Hall of Fame

Cochran, Jacqueline "Jackie"

Cochran, Jacqueline "Jackie"
Cochran, Jacqueline "Jackie"

Jackie Cochran never knew her birth family. She moved from place to place with her foster family as they searched for work. In her eighth year, the moved to Columbus, Georgia, and Jackie was put to work in a cotton mill earning six cents per hour. Working twelve hours a day, she saved enough money to buy her first pair of shoes. Determined to escape the brutal condition of her youth, she apprenticed herself as a hairdresser at age eleven. By age fourteen, she had fully trained herself, and from a telephone book selected her name, Jacqueline Cochran. Moving to New York, she became an established and successful business woman by age nineteen. Her future husband, millionaire Floyd Oldham, was first to suggest she learn to fly. Accepting the dare, she obtained her pilot's license in 1932 after only three weeks of instruction. From that time forward, the sky was home for Jackie. In 1934, she flew in the London to Melbourne race; she became the first woman to fly in the Bendix Trophy Race in 1935. She placed third in 1937 and won the Bendix in 1938 against a field of male pilots, and went on to set a Transcontinental speed record. In 1939-40, she set a women's altitude record, won the New York-Miami race, and set open-class records. During World War II, she was the first woman to fly a bomber across the Atlantic, served with the British Air Transport Auxiliary, organized and led the Women's Air Force Service Pilots (WASP) program, served as consultant on the General Staff of the Army Air Corps, and was awarded the Distinguished Service Medal.

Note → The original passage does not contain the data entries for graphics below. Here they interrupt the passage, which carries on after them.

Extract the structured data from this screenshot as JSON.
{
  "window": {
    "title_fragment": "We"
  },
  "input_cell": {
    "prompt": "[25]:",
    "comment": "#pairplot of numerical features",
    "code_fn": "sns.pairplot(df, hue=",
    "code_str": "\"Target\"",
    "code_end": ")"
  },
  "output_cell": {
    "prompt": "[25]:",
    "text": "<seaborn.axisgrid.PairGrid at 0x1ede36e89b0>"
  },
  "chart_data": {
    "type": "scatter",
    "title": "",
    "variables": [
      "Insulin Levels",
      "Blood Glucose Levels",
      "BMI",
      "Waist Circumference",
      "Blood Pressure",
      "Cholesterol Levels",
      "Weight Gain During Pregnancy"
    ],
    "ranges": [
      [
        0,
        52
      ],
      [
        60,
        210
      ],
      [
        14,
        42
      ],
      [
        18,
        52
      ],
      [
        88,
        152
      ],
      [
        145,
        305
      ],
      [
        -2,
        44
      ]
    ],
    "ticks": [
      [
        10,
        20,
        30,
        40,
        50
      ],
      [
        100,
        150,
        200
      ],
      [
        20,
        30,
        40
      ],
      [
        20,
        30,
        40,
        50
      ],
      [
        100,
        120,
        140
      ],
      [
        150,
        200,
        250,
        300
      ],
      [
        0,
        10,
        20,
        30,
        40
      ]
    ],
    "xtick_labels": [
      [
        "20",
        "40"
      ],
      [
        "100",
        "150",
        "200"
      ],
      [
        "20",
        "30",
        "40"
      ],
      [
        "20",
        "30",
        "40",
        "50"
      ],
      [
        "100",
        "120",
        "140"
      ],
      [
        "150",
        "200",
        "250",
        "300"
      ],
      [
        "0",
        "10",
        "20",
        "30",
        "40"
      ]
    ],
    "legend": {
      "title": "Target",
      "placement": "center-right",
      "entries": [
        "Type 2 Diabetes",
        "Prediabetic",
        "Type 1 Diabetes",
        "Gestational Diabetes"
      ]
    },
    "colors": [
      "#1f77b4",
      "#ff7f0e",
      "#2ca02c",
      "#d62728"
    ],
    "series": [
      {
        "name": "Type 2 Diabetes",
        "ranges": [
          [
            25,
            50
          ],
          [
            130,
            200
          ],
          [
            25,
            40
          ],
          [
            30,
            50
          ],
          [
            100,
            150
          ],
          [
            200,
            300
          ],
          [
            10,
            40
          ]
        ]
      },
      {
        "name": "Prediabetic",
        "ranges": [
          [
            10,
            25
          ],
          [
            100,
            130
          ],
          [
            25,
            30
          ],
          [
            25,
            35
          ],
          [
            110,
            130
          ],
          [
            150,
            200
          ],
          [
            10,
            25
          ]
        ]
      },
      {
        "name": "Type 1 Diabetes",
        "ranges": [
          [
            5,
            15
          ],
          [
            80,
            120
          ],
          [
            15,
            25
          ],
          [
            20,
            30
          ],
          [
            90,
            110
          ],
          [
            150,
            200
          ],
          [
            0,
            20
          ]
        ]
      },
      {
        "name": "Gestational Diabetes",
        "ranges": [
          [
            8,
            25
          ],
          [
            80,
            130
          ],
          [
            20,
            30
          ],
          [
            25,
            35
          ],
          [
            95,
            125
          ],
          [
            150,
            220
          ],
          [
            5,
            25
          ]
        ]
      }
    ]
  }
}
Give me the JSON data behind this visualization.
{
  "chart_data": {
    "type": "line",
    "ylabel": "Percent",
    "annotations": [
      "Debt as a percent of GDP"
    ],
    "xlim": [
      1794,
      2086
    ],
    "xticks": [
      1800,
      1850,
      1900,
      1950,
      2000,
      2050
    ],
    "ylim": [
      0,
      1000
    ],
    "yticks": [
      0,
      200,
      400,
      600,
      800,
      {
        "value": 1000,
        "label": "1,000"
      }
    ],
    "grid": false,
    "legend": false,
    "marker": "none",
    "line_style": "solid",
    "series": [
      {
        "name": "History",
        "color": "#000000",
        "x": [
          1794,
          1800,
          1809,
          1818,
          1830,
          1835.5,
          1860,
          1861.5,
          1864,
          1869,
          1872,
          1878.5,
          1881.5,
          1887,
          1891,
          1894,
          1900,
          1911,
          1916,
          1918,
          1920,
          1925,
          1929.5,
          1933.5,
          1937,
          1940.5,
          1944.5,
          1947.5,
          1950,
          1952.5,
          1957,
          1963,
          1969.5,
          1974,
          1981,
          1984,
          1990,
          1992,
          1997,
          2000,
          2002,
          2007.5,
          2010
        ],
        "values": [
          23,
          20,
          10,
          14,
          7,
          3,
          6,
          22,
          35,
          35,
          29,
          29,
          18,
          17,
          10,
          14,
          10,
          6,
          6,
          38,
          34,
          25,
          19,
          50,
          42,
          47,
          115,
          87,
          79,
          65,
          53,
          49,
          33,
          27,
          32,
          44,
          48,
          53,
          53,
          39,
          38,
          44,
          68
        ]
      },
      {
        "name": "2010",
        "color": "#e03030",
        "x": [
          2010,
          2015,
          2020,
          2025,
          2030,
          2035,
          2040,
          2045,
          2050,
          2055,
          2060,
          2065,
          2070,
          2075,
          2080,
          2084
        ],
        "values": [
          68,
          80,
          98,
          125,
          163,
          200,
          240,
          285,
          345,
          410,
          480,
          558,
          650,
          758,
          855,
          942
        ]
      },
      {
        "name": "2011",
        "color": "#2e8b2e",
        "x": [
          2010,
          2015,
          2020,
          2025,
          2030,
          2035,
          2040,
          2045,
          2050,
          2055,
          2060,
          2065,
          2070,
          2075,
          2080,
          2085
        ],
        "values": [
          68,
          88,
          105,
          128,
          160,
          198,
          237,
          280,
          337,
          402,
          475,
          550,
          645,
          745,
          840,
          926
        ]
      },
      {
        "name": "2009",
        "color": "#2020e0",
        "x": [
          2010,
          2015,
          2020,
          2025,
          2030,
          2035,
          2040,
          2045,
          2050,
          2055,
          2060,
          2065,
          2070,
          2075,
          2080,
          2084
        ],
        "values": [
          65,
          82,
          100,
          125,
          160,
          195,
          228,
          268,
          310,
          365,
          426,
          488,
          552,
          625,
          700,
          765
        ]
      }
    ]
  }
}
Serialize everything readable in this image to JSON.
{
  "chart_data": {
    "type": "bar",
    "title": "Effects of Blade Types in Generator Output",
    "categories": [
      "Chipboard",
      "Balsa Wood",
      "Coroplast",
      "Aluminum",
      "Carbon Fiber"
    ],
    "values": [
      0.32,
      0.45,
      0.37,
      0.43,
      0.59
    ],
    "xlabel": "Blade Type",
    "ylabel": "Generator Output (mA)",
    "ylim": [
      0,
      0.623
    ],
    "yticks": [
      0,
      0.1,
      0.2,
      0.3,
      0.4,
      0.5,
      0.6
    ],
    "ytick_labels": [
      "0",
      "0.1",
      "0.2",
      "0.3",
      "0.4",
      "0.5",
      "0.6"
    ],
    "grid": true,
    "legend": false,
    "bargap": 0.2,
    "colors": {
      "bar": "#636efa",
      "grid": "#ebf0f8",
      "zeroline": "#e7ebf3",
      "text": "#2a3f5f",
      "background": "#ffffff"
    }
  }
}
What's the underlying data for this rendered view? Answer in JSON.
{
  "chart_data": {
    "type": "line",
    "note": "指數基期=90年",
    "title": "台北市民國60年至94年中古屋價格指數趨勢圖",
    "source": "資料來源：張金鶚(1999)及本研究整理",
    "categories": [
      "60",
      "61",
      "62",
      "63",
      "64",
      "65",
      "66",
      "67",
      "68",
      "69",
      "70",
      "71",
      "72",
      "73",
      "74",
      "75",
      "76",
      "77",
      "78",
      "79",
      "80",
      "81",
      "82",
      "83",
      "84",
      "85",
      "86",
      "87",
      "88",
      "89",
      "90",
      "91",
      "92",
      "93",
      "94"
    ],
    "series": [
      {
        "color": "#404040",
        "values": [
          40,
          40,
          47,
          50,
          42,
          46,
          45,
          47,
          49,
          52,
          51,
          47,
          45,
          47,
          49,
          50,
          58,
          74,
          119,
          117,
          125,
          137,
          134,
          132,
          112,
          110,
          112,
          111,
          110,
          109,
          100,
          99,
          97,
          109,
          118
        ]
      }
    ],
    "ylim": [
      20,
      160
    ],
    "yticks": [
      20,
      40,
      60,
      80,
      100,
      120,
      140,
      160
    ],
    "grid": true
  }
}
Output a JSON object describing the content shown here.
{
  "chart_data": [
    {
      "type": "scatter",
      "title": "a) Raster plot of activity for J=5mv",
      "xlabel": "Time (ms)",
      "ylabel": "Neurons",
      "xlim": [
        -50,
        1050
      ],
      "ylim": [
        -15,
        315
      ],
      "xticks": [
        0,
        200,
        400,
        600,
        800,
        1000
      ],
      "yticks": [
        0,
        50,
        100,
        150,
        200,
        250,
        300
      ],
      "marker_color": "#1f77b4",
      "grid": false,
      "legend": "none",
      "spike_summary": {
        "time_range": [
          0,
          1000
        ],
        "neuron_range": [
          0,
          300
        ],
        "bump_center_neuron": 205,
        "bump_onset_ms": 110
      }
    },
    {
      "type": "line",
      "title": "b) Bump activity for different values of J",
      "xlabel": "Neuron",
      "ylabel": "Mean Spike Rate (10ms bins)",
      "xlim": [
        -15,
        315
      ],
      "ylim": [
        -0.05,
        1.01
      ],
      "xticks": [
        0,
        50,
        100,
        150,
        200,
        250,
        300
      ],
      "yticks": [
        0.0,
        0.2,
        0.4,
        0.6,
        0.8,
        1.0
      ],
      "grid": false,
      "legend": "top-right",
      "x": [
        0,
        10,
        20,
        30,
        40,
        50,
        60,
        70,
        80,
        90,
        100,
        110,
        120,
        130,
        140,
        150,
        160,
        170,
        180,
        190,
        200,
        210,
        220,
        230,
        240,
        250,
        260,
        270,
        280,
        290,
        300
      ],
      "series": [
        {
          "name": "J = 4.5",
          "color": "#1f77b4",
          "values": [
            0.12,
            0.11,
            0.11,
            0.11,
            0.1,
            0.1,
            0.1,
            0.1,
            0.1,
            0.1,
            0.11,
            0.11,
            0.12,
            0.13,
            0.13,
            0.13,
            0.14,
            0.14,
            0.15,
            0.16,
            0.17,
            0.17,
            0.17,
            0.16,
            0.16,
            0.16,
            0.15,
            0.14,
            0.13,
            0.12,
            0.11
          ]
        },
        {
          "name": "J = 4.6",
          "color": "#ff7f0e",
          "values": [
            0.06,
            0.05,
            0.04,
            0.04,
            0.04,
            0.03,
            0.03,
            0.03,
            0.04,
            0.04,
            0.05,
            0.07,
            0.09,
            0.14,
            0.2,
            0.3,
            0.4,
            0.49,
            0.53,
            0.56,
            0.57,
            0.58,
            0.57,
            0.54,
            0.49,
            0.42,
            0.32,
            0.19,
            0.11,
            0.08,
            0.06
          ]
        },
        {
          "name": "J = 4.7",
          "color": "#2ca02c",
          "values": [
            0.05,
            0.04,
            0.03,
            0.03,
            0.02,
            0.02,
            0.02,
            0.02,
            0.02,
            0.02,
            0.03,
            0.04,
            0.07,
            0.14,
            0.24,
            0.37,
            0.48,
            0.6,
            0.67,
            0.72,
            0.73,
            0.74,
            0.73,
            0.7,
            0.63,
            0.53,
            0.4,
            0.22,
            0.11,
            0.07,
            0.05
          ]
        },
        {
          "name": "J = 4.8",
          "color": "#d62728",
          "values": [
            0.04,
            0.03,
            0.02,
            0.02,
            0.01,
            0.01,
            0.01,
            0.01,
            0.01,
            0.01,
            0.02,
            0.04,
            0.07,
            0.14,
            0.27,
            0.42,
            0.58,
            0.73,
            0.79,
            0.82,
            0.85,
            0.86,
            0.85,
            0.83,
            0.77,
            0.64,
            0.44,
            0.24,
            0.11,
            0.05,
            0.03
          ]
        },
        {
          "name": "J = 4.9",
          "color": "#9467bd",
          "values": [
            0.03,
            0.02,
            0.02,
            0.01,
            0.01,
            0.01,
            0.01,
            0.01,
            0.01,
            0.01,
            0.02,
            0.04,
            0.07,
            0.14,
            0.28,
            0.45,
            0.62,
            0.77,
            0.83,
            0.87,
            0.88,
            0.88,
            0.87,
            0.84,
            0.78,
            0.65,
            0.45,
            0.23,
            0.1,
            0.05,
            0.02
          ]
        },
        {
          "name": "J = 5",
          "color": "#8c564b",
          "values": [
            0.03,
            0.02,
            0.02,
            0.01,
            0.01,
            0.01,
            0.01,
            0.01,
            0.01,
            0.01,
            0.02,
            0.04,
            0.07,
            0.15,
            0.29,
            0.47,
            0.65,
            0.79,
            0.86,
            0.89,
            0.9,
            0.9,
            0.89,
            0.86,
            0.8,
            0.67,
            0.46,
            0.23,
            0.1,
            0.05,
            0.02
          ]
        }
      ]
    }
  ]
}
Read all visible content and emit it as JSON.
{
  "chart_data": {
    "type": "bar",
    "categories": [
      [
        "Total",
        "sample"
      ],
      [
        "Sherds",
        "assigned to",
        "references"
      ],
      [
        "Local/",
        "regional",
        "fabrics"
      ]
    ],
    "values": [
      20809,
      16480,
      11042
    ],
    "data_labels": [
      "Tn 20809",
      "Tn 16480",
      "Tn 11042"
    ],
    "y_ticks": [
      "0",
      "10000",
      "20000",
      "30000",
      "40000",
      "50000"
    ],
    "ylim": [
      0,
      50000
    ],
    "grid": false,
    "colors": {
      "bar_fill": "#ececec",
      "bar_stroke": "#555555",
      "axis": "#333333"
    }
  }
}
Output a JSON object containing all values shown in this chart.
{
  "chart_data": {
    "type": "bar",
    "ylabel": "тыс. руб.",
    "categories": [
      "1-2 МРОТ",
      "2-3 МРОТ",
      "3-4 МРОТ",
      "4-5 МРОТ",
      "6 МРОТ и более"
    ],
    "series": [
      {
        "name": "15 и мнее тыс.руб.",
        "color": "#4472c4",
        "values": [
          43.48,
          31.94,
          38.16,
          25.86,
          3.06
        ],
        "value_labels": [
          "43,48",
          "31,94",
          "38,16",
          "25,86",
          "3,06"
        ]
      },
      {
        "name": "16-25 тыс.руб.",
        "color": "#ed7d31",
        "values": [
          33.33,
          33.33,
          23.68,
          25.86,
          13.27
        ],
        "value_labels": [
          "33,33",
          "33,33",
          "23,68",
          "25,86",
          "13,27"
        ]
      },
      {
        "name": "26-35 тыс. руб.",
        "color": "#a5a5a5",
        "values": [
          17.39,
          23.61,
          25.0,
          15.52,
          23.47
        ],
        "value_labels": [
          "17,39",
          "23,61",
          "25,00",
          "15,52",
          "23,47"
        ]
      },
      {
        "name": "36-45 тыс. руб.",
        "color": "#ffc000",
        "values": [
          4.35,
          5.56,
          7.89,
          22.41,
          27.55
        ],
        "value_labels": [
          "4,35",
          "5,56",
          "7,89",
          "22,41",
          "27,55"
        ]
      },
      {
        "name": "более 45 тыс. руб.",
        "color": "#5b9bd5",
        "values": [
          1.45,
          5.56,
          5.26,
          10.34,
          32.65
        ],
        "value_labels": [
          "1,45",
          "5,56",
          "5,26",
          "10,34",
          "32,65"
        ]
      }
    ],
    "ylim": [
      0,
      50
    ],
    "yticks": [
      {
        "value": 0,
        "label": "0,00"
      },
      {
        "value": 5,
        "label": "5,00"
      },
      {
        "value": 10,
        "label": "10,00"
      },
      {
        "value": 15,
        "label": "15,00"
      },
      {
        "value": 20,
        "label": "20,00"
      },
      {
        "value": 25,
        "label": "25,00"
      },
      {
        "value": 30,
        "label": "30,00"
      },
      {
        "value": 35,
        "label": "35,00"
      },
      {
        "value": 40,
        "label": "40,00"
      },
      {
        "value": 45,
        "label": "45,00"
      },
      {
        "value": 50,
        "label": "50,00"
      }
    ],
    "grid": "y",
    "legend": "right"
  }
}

She placed second in 1946 and third in 1948 in the Bendix. Commissioned a Lieutenant Colonel in the USAF Reserve in 1948, she received the Harmon Trophy in 1950 as the "Aviatrix of the Decade", became the first woman to exceed the speed of sound, and was awarded the F.A.I. Gold Medal in 1953. She served as President of the F.A.I. and the National Aeronautical Association. She set nine world jet records in 1961, became the first woman to fly a jet across the Atlantic, setting sixty-nine records and became Consultant to NASA in 1963. Then in 1964, she set three more world jet speed records, one in excess of MACH Two. At the time of her death, she held more speed, altitude, and distance records that any other pilot, male or female, in aviation history, and had earned the respect and admiration of leaders around the world.

Jacqueline Cochran was enshrined on November 7, 1992, in recognition of her great courage, determination, achievements, and contributions to the field of Aviation.